We live in an information age.
That was just an example, but I still don't think a similar concept (tele-commuting employees for example, which is pretty much the same), are business class line customers, do you?
Bandwidth is cheap, ask any hosting provider. Time Warner is abusing their position. They are charging roughly $1.15 a gigabyte for bandwidth!
Anyhow, since my last move it doesn't affect me since I am with Verizon, but I still oppose it.
I work in the backbone industry, and am quite aware exactly how much bandwidth costs carriers. Not to mention I deal with hosting providers EVERY DAY. It's not "cheap" or "inexpensive" as you people think.
Well if you want to be snarky about it ("you people"...:roll, how much DOES bandwidth cost? Break that down on a per GB level.
Time Warner believes that their bandwidth is worth at least $1.15 a GB for most people. Does that seem like the right price? Because I think it is an insane price.
I've seen it through multiple providers of hosting, but will use Rackspace as an example.
BANDWIDTH Out $0.22/GB
BANDWIDTH In $0.08/GB
That is ALL I CAN EAT BANDWIDTH at that price.
If I wanted to cheap out and go through a few more setup hassles I can throw myself onto the ol' Amazon Cloud (EC2) at these bandwidth rates:
Data Transfer In
All Data Transfer $0.10 per GB
Data Transfer Out
First 10 TB per Month $0.17 per GB
Next 40 TB per Month $0.13 per GB
Next 100TB per Month $0.11 per GB
Over 150 TB per Month $0.10 per GB
So tell me, how much is your bandwidth worth? If Bandwidth was expensive the multimedia web as we know it wouldn't exist. Look up how much data a year youtube shifts and their bandwidth costs.
You know what? Don't Bother. I'll do it for you with the most recent stats I can find with accuracy. Youtube Circa 2006.
Youtube = 25 Petabytes per month x 12 = 300 Petabytes a year.
At one point Limelight Networks was providing services for Youtube. Monthly revenue for the company: $4.7M USD/month, no doubt a large portion from Youtube.
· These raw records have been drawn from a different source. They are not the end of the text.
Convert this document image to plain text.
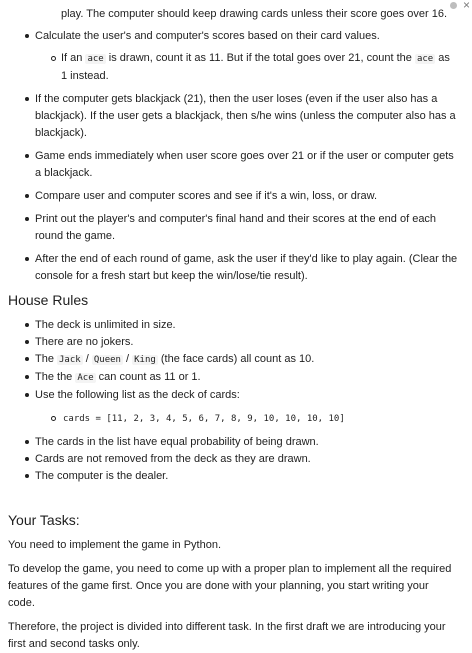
×
play. The computer should keep drawing cards unless their score goes over 16.
Calculate the user's and computer's scores based on their card values.
If an ace is drawn, count it as 11. But if the total goes over 21, count the ace as 1 instead.
If the computer gets blackjack (21), then the user loses (even if the user also has a blackjack). If the user gets a blackjack, then s/he wins (unless the computer also has a blackjack).
Game ends immediately when user score goes over 21 or if the user or computer gets a blackjack.
Compare user and computer scores and see if it's a win, loss, or draw.
Print out the player's and computer's final hand and their scores at the end of each round the game.
After the end of each round of game, ask the user if they'd like to play again. (Clear the console for a fresh start but keep the win/lose/tie result).
House Rules
The deck is unlimited in size.
There are no jokers.
The Jack / Queen / King (the face cards) all count as 10.
The the Ace can count as 11 or 1.
Use the following list as the deck of cards:
cards = [11, 2, 3, 4, 5, 6, 7, 8, 9, 10, 10, 10, 10]
The cards in the list have equal probability of being drawn.
Cards are not removed from the deck as they are drawn.
The computer is the dealer.
Your Tasks:

You need to implement the game in Python.

To develop the game, you need to come up with a proper plan to implement all the required features of the game first. Once you are done with your planning, you start writing your code.

Therefore, the project is divided into different task. In the first draft we are introducing your first and second tasks only.
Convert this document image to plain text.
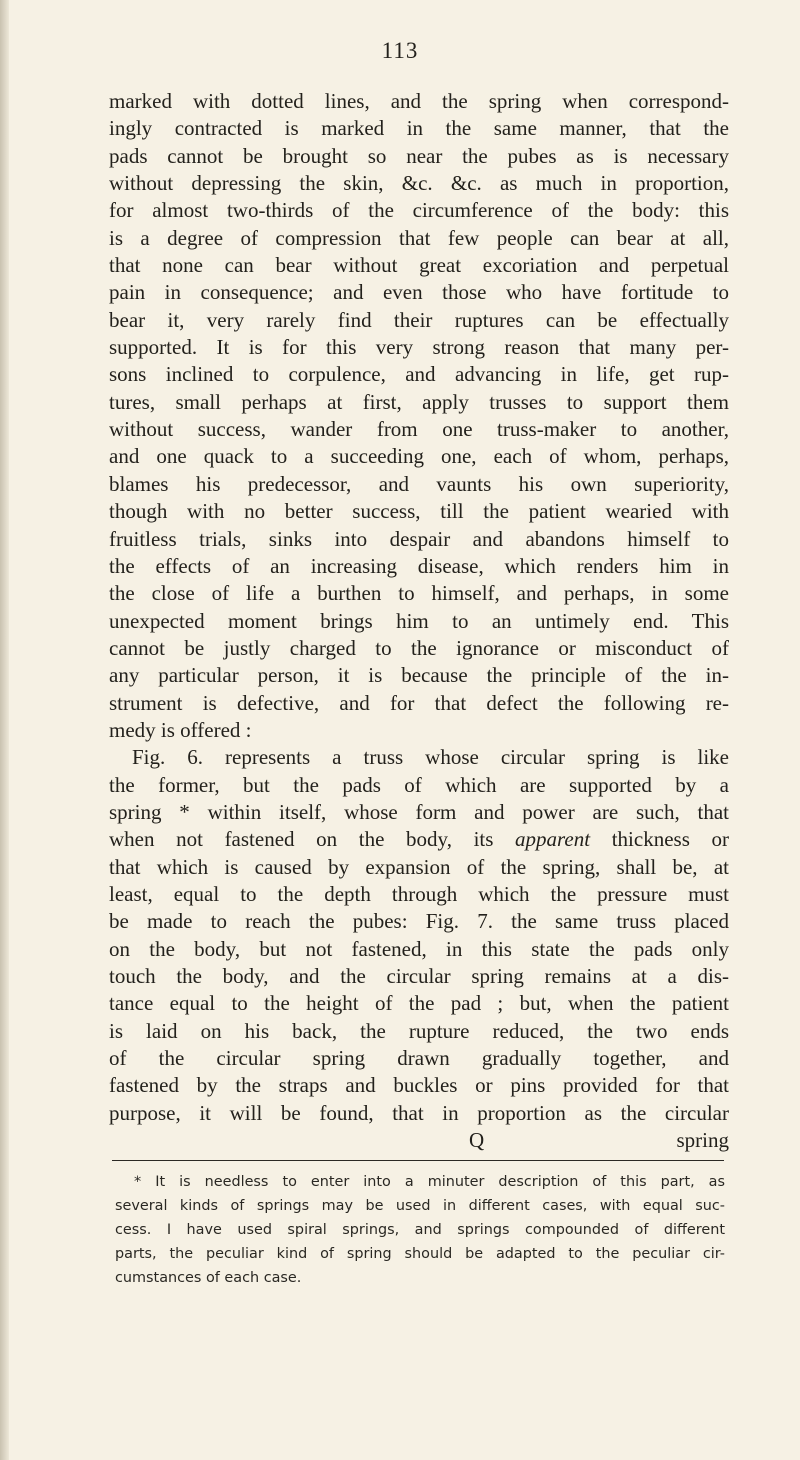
113
marked with dotted lines, and the spring when correspond-
ingly contracted is marked in the same manner, that the
pads cannot be brought so near the pubes as is necessary
without depressing the skin, &c. &c. as much in proportion,
for almost two-thirds of the circumference of the body: this
is a degree of compression that few people can bear at all,
that none can bear without great excoriation and perpetual
pain in consequence; and even those who have fortitude to
bear it, very rarely find their ruptures can be effectually
supported. It is for this very strong reason that many per-
sons inclined to corpulence, and advancing in life, get rup-
tures, small perhaps at first, apply trusses to support them
without success, wander from one truss-maker to another,
and one quack to a succeeding one, each of whom, perhaps,
blames his predecessor, and vaunts his own superiority,
though with no better success, till the patient wearied with
fruitless trials, sinks into despair and abandons himself to
the effects of an increasing disease, which renders him in
the close of life a burthen to himself, and perhaps, in some
unexpected moment brings him to an untimely end. This
cannot be justly charged to the ignorance or misconduct of
any particular person, it is because the principle of the in-
strument is defective, and for that defect the following re-
medy is offered :
Fig. 6. represents a truss whose circular spring is like
the former, but the pads of which are supported by a
spring * within itself, whose form and power are such, that
when not fastened on the body, its apparent thickness or
that which is caused by expansion of the spring, shall be, at
least, equal to the depth through which the pressure must
be made to reach the pubes: Fig. 7. the same truss placed
on the body, but not fastened, in this state the pads only
touch the body, and the circular spring remains at a dis-
tance equal to the height of the pad ; but, when the patient
is laid on his back, the rupture reduced, the two ends
of the circular spring drawn gradually together, and
fastened by the straps and buckles or pins provided for that
purpose, it will be found, that in proportion as the circular
Q	spring
* It is needless to enter into a minuter description of this part, as
several kinds of springs may be used in different cases, with equal suc-
cess. I have used spiral springs, and springs compounded of different
parts, the peculiar kind of spring should be adapted to the peculiar cir-
cumstances of each case.
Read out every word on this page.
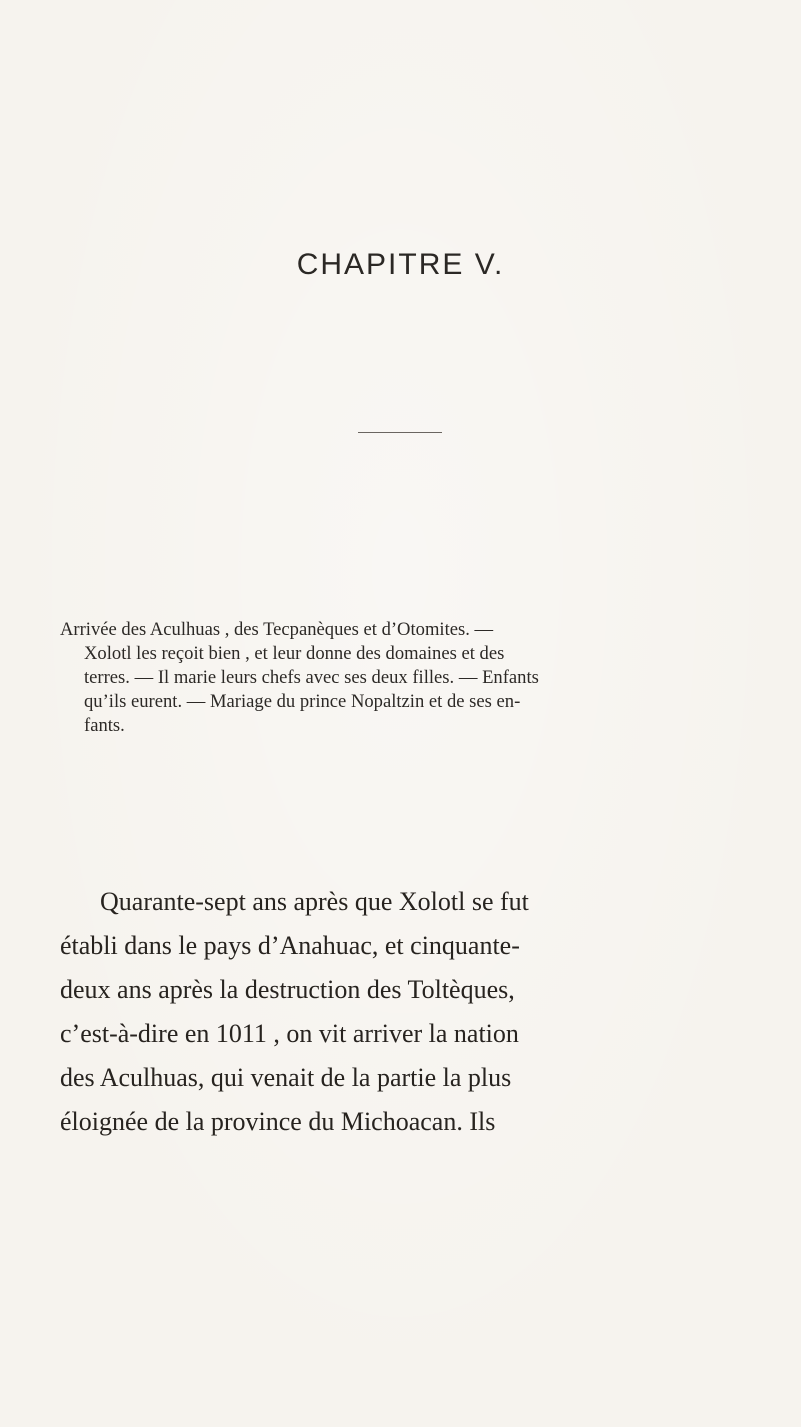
CHAPITRE V.
Arrivée des Aculhuas , des Tecpanèques et d’Otomites. —
Xolotl les reçoit bien , et leur donne des domaines et des
terres. — Il marie leurs chefs avec ses deux filles. — Enfants
qu’ils eurent. — Mariage du prince Nopaltzin et de ses en-
fants.
Quarante-sept ans après que Xolotl se fut
établi dans le pays d’Anahuac, et cinquante-
deux ans après la destruction des Toltèques,
c’est-à-dire en 1011 , on vit arriver la nation
des Aculhuas, qui venait de la partie la plus
éloignée de la province du Michoacan. Ils
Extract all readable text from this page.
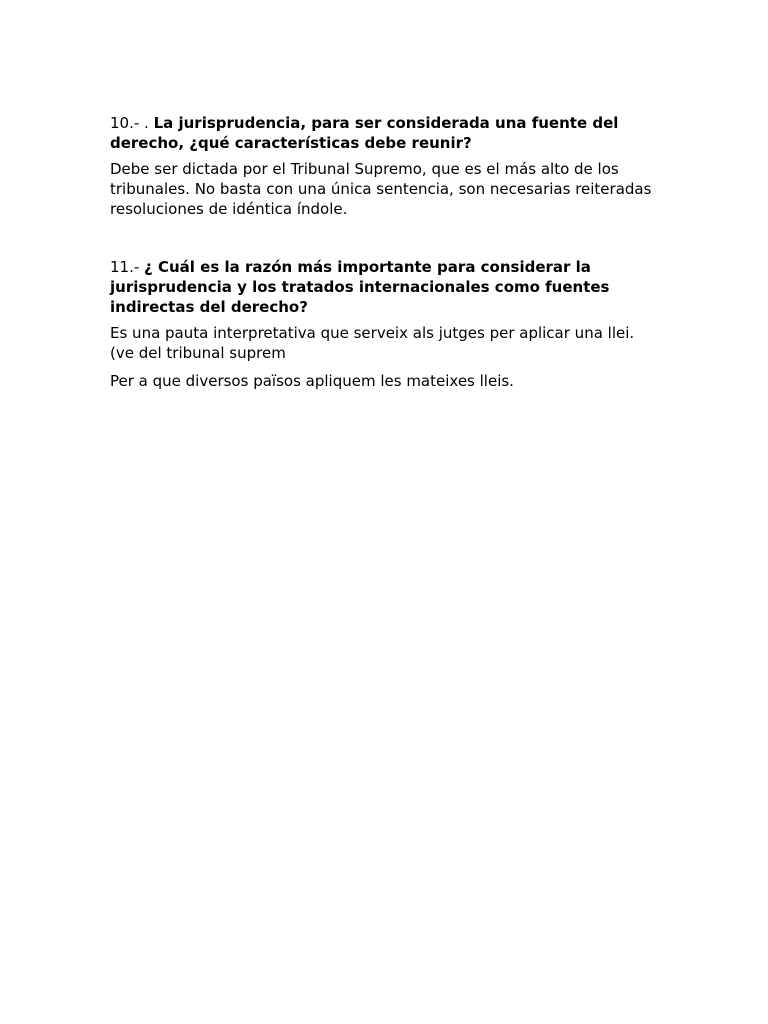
10.- . La jurisprudencia, para ser considerada una fuente del derecho, ¿qué características debe reunir?

Debe ser dictada por el Tribunal Supremo, que es el más alto de los tribunales. No basta con una única sentencia, son necesarias reiteradas resoluciones de idéntica índole.

11.- ¿ Cuál es la razón más importante para considerar la jurisprudencia y los tratados internacionales como fuentes indirectas del derecho?

Es una pauta interpretativa que serveix als jutges per aplicar una llei. (ve del tribunal suprem

Per a que diversos països apliquem les mateixes lleis.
If they would pay $0.05 per GB/month the bandwidth cost would be $1.2M USD/month. Though they probably have $5 Mbps/month price with their volumes and in that case the cost would be around $385k USD/month.
I don't believe your numbers are accurate in the TW context: you are talking about a hosting center; all of the bandwidth, infrastructure, and equipment is in one place, under one roof, managed by one group of people (or just colo and the owners use their own people) etc. , not spread all over town, over diverse media, on poles, underground, in vaults, managed by a much larger (union) workforce, infrastructure and licensing agreements and more.
Furthermore, there is more than just a bandwidth charge, there's a real estate charge (rack space) that also includes some base bandwidth, whether it's declared up-front or not.
The hosting center also does not have to put in or maintain the infrastructure, bribe the local politicians, repair the infrastructure after bad weather, or pay a bunch of other costs simply because it's only one location, managed by a small crew, providing service to professionals.
The cost structures are not even close.